Nice and provocative read! Is it fair to restate the argument as follows? - New ...

Dorialexander · 2025-03-18T15:01:09 1742310069

Hi. Yes this is wholly correct.

On the second points:

* Well I'm very much involved in making open more models, pretrained the first model on free and open data without copyrigh issues, released the first version fo GRPO that can run on Google Colab (based on Will Brown). Yet, even then I have to be realistic: open source RL has a data issue. We don't have the action sequence data nor the recipes (emulators) that could make it possible to replicate even on a very small scale what big labs are currently working on.

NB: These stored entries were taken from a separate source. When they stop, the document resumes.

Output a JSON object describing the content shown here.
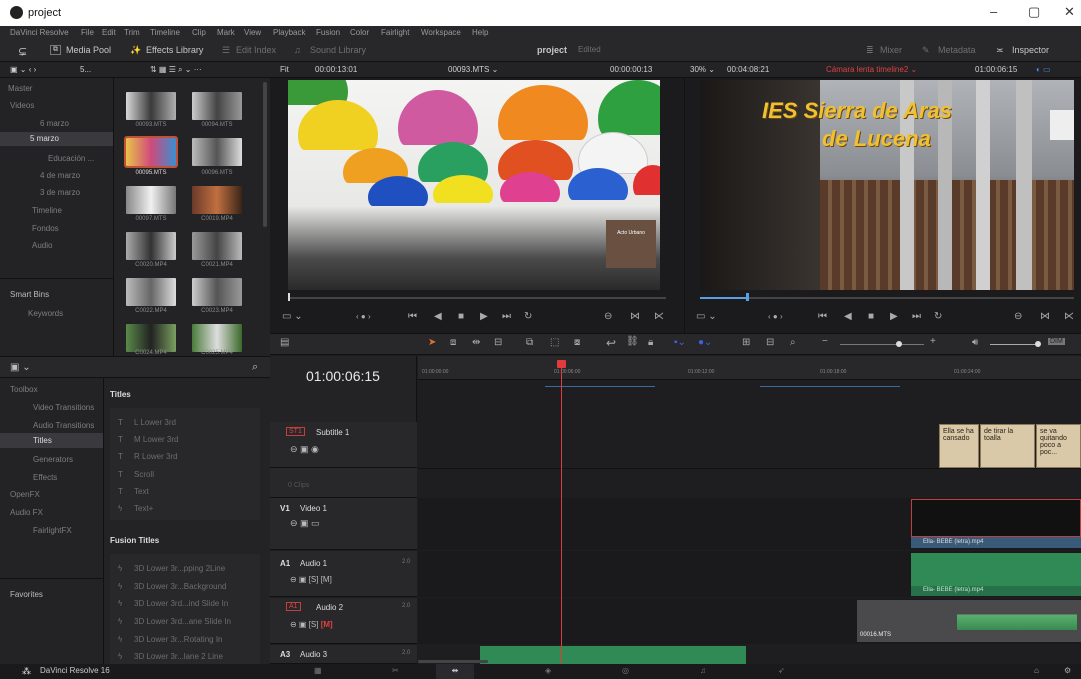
{
  "window": {
    "title": "project",
    "minimize": "–",
    "maximize": "▢",
    "close": "✕"
  },
  "menu": [
    "DaVinci Resolve",
    "File",
    "Edit",
    "Trim",
    "Timeline",
    "Clip",
    "Mark",
    "View",
    "Playback",
    "Fusion",
    "Color",
    "Fairlight",
    "Workspace",
    "Help"
  ],
  "toolbar": {
    "media_pool": "Media Pool",
    "effects_library": "Effects Library",
    "edit_index": "Edit Index",
    "sound_library": "Sound Library",
    "project_name": "project",
    "project_state": "Edited",
    "mixer": "Mixer",
    "metadata": "Metadata",
    "inspector": "Inspector"
  },
  "subbar": {
    "pool_count": "5...",
    "fit": "Fit",
    "source_tc": "00:00:13:01",
    "source_clip": "00093.MTS ⌄",
    "source_dur": "00:00:00:13",
    "zoom": "30% ⌄",
    "tl_dur": "00:04:08:21",
    "timeline_name": "Cámara lenta timeline2 ⌄",
    "record_tc": "01:00:06:15"
  },
  "bins": [
    "Master",
    "Videos",
    "6 marzo",
    "5 marzo",
    "Educación ...",
    "4 de marzo",
    "3 de marzo",
    "Timeline",
    "Fondos",
    "Audio"
  ],
  "smart_bins": {
    "title": "Smart Bins",
    "keywords": "Keywords"
  },
  "clips": [
    "00093.MTS",
    "00094.MTS",
    "00095.MTS",
    "00096.MTS",
    "00097.MTS",
    "C0019.MP4",
    "C0020.MP4",
    "C0021.MP4",
    "C0022.MP4",
    "C0023.MP4",
    "C0024.MP4",
    "C0025.MP4"
  ],
  "toolbox": [
    "Toolbox",
    "Video Transitions",
    "Audio Transitions",
    "Titles",
    "Generators",
    "Effects",
    "OpenFX",
    "Audio FX",
    "FairlightFX"
  ],
  "favorites": "Favorites",
  "titles": {
    "header": "Titles",
    "items": [
      "L Lower 3rd",
      "M Lower 3rd",
      "R Lower 3rd",
      "Scroll",
      "Text",
      "Text+"
    ]
  },
  "fusion_titles": {
    "header": "Fusion Titles",
    "items": [
      "3D Lower 3r...pping 2Line",
      "3D Lower 3r...Background",
      "3D Lower 3rd...ind Slide In",
      "3D Lower 3rd...ane Slide In",
      "3D Lower 3r...Rotating In",
      "3D Lower 3r...lane 2 Line"
    ]
  },
  "viewer_text": {
    "line1": "IES Sierra de Aras",
    "line2": "de Lucena",
    "sign": "Acto Urbano"
  },
  "timeline": {
    "timecode": "01:00:06:15",
    "ruler": [
      "01:00:00:00",
      "01:00:06:00",
      "01:00:12:00",
      "01:00:18:00",
      "01:00:24:00"
    ],
    "tracks": [
      {
        "id": "ST1",
        "name": "Subtitle 1",
        "sub": "0 Clips"
      },
      {
        "id": "V1",
        "name": "Video 1",
        "sub": ""
      },
      {
        "id": "A1",
        "name": "Audio 1",
        "gain": "2.0"
      },
      {
        "id": "A1",
        "name": "Audio 2",
        "gain": "2.0"
      },
      {
        "id": "A3",
        "name": "Audio 3",
        "gain": "2.0"
      }
    ],
    "subtitles": [
      "Ella se ha cansado",
      "de tirar la toalla",
      "se va quitando poco a poc..."
    ],
    "clip_video": "Ella- BEBE (letra).mp4",
    "clip_audio": "Ella- BEBE (letra).mp4",
    "clip_audio2": "00016.MTS"
  },
  "app_footer": "DaVinci Resolve 16",
  "colors": {
    "accent_red": "#e04040",
    "subtitle_clip": "#d9c9a8",
    "audio_clip": "#2f8a55",
    "playhead": "#e23b3b"
  }
}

* Agreed on this and I'm seeing this dynamic already in a few areas. Now it's still going to be uphill as some of the data can be bought and advanced pipelines can shortcut some of the need for it, as models can be trained directly on simulated environments.

evrydayhustling · 2025-03-18T17:57:52 1742320672

Thanks for the reply - and for the open AI work!

> We don't have the action sequence data nor the recipes (emulators) that could make it possible to replicate even on a very small scale what big labs are currently working on.

Sounds like an interesting opportunity for application-layer incumbents that want to enable OSS model advancement...

ankit219 · 2025-03-18T15:42:03 1742312523

answering the first question if i understand it correctly.

The missing piece is data obviously. With search and code, it's easier to get the data so you get such specialized products. What is likely to happen is: 1/ Many large companies work with some early design partners to develop solutions. They have the data + subject matter expertise, and the design partners bring in the skill. This way we see a new wave of RL agent startups grow. My guess is that this engagement would look different compared to a typical saas engagement. Some companies might do it inhouse, some wont because maintaining such systems is a task. 2/ These companies open source part of their dataset which can be consumed by oss devs to create better agents. This is more common in tech where a path to monopoly is to commoditize the immediately previous layer. Might play out elsewhere too, though I do not have a high degree of confidence here.

mannymanman · 2025-03-18T16:51:58 1742316718

Why will application layer value props be squeezed out? And if so, where does value accrue going forward in an RL first world?